Neither challenger argues that a US President must have two citizen parents.
The Cruz Response
It seems likely to this writer that the weighty arguments of the two challengers will not amount to much because Cruz attorney Bryan K. Gould, who will appear before the Commission today to defend Cruz’s eligibility, argues rather convincingly that the Ballot Law Commission does not have any discretion in the matter, and that as a matter of law, Cruz must appear on the ballot because the New Hampshire Secretary of State has already ruled that is a “regular” candidate.
In the Cruz response, attorney Gould follows his argument that the law requires Cruz to be on the ballot and that the challengers lack standing, with a head-on rebuttal of the arguments of the challengers that foreign-born persons like Cruz cannot become president. Gould begins:
The Constitution does not explicitly define the phrase “natural born Citizen.” But its meaning is not difficult to determine, evidenced by the fact that every single reliable authority is in agreement on what it means: a “natural born Citizen” is anyone who was a citizen at the moment they were “born”—as opposed to becoming a citizen later, through the naturalization process at some point after their birth.
Gould, rather than beginning with court decisions, cites various authorities. He cites the Naturalization of 1790 which calls the foreign-born children of US fathers “natural born citizens,” and cites authority for considering the acts of the First Congress significant in the interpretation of the Constitution. He also cites Robinson v. Bowen that found it “highly probable … that Senator McCain is a natural born citizen” due to his birth to at least one U.S. citizen parent. He also cites Hollander v. McCain and Ankeny v. Governor of State of Indiana. George Romney eligibility material appears, and Jack Maskell’s report for the Congressional Research Service is cited as authority.
If I had to summarize Gould’s approach, it is an appeal to modern authority and their interpretation of the historical sources. It does not attempt to argue from the historical sources themselves, except for the 1790 Act.
My prediction: Cruz wins on a dismissal.
All candidates allowed on the ballot.
1In addition to the two challenges discussed in this article to the eligibility of Senator Cruz, there are also challenges to Sanders from Andy Martin, and challenges against Cruz, Jindal, Rubio and Santorum by Robert C Laity. News reports say that Martin has challenged Ted Cruz as well, but I found no indication of such a complaint from Martin at the Ballot Law Commission web site.
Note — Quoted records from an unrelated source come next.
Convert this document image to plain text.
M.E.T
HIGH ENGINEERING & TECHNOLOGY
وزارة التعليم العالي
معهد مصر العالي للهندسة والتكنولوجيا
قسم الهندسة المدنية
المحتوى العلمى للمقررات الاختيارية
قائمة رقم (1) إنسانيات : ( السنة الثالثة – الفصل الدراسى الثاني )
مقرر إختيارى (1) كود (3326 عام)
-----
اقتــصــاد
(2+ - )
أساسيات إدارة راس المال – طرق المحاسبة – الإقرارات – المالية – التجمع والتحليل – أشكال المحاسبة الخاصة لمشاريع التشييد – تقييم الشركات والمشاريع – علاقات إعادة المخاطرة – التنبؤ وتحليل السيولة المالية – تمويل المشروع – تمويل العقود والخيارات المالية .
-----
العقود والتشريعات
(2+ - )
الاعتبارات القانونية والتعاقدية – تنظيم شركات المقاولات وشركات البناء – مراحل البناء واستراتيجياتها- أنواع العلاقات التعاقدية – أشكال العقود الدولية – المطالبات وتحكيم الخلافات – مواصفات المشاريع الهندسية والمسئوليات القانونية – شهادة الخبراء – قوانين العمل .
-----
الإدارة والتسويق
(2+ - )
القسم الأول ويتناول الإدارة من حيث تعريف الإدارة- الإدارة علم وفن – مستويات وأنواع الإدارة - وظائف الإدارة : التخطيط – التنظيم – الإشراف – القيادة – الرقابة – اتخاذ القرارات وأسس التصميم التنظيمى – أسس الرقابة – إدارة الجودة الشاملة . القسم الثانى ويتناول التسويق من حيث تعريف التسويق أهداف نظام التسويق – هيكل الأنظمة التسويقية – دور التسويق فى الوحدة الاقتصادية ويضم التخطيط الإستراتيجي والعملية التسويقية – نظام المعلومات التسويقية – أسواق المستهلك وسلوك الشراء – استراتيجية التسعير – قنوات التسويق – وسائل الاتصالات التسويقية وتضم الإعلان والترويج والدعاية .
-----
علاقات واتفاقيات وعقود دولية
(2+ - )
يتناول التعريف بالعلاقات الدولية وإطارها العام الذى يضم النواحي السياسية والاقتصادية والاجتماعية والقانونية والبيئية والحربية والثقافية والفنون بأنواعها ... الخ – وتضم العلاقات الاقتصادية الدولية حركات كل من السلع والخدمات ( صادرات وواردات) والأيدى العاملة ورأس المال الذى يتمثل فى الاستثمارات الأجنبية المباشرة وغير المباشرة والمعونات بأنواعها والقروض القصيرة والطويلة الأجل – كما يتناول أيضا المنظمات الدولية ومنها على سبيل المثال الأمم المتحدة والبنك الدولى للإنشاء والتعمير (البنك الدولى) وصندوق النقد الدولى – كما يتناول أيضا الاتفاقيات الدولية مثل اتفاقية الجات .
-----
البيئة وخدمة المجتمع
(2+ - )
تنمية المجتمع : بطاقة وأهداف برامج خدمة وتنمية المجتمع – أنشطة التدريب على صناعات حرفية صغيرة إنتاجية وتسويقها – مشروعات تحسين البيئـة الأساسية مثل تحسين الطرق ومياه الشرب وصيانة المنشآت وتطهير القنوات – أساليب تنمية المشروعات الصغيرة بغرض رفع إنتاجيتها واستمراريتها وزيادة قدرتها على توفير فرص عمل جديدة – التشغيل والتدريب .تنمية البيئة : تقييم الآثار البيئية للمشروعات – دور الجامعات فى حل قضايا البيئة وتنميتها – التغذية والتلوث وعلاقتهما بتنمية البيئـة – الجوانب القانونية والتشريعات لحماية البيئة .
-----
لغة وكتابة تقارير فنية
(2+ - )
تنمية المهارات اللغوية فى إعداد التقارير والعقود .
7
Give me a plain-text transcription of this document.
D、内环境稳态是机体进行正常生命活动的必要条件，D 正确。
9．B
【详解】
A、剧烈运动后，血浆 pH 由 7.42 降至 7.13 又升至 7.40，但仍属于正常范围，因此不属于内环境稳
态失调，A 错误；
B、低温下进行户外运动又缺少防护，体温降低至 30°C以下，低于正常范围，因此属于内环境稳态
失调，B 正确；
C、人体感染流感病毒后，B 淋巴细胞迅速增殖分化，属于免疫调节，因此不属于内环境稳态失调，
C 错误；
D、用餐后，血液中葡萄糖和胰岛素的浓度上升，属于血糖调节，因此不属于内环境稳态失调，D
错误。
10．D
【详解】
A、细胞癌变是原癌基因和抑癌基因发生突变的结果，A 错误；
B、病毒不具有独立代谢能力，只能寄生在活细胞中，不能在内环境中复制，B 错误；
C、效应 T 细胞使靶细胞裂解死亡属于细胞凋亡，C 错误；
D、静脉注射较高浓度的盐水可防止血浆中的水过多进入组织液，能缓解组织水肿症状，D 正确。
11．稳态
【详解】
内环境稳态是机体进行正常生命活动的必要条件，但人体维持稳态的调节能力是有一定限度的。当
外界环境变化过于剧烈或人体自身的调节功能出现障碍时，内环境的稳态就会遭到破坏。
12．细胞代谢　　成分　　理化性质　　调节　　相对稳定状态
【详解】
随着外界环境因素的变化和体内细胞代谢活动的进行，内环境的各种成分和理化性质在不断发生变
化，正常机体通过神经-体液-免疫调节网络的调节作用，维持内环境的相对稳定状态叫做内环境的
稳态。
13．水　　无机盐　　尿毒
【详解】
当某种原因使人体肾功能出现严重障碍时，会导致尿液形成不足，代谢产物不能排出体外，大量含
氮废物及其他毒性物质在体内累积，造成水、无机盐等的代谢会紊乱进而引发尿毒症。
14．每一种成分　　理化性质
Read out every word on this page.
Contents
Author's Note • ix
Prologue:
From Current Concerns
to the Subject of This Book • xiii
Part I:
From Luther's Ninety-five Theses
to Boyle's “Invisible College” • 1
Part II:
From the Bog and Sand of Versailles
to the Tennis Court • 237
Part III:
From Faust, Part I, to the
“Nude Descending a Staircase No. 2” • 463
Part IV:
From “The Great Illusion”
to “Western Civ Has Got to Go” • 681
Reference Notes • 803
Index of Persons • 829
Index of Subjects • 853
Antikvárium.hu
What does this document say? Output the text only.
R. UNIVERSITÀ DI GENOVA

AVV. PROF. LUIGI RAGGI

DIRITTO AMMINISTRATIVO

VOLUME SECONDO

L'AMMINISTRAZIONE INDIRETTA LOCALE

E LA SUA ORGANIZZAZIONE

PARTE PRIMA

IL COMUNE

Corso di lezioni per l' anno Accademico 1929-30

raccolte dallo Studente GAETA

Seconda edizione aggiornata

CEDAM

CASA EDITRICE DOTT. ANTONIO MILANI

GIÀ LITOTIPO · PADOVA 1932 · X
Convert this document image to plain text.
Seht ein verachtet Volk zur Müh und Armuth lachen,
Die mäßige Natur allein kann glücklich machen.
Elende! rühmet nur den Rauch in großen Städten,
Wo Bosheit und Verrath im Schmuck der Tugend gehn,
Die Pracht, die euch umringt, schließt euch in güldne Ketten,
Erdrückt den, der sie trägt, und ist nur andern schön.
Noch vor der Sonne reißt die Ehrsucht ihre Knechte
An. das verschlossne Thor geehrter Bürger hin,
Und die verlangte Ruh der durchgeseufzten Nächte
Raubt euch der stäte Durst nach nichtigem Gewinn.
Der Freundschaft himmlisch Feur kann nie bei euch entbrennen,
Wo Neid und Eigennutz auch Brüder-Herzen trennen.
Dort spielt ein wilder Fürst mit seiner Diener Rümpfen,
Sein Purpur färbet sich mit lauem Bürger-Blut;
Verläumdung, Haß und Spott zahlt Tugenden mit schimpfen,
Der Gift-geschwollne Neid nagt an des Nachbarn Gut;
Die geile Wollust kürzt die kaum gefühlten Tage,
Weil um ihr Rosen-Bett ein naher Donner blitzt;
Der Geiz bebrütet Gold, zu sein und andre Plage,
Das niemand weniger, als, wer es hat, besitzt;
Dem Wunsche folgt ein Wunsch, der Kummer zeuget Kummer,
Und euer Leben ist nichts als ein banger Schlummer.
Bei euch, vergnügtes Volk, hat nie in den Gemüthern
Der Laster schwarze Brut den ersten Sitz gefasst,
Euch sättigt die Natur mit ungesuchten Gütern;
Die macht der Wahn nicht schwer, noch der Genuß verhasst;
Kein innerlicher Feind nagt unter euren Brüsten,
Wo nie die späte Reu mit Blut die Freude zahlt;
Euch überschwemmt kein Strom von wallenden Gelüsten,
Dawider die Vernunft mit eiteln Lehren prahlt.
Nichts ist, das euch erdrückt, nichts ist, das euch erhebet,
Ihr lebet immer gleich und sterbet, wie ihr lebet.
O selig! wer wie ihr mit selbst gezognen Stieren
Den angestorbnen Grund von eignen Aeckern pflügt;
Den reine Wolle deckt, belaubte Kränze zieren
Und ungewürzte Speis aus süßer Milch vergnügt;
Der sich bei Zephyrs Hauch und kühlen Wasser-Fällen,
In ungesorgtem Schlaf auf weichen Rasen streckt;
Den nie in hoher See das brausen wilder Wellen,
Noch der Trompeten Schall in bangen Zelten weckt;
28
Documents for these include:
- Andy Martin Complaint against Bernie Sanders
- Sanders reply by attorney Volinsky
- Laity challenge to Rubio, Cruz, Jindal and Santorum
- Response by attorney MacDonald on behalf of Rubio
- Complaint against Donald Trump by Fergus Cullen
2Mario Apuzzo used the same citation at John Woodman’s blog. The lengthy footnote from which the St. George Tucker quote comes deals exclusively with individuals who naturalize after birth, and there is nothing in the footnote that suggests that it was also intended to apply to persons who become citizens at birth.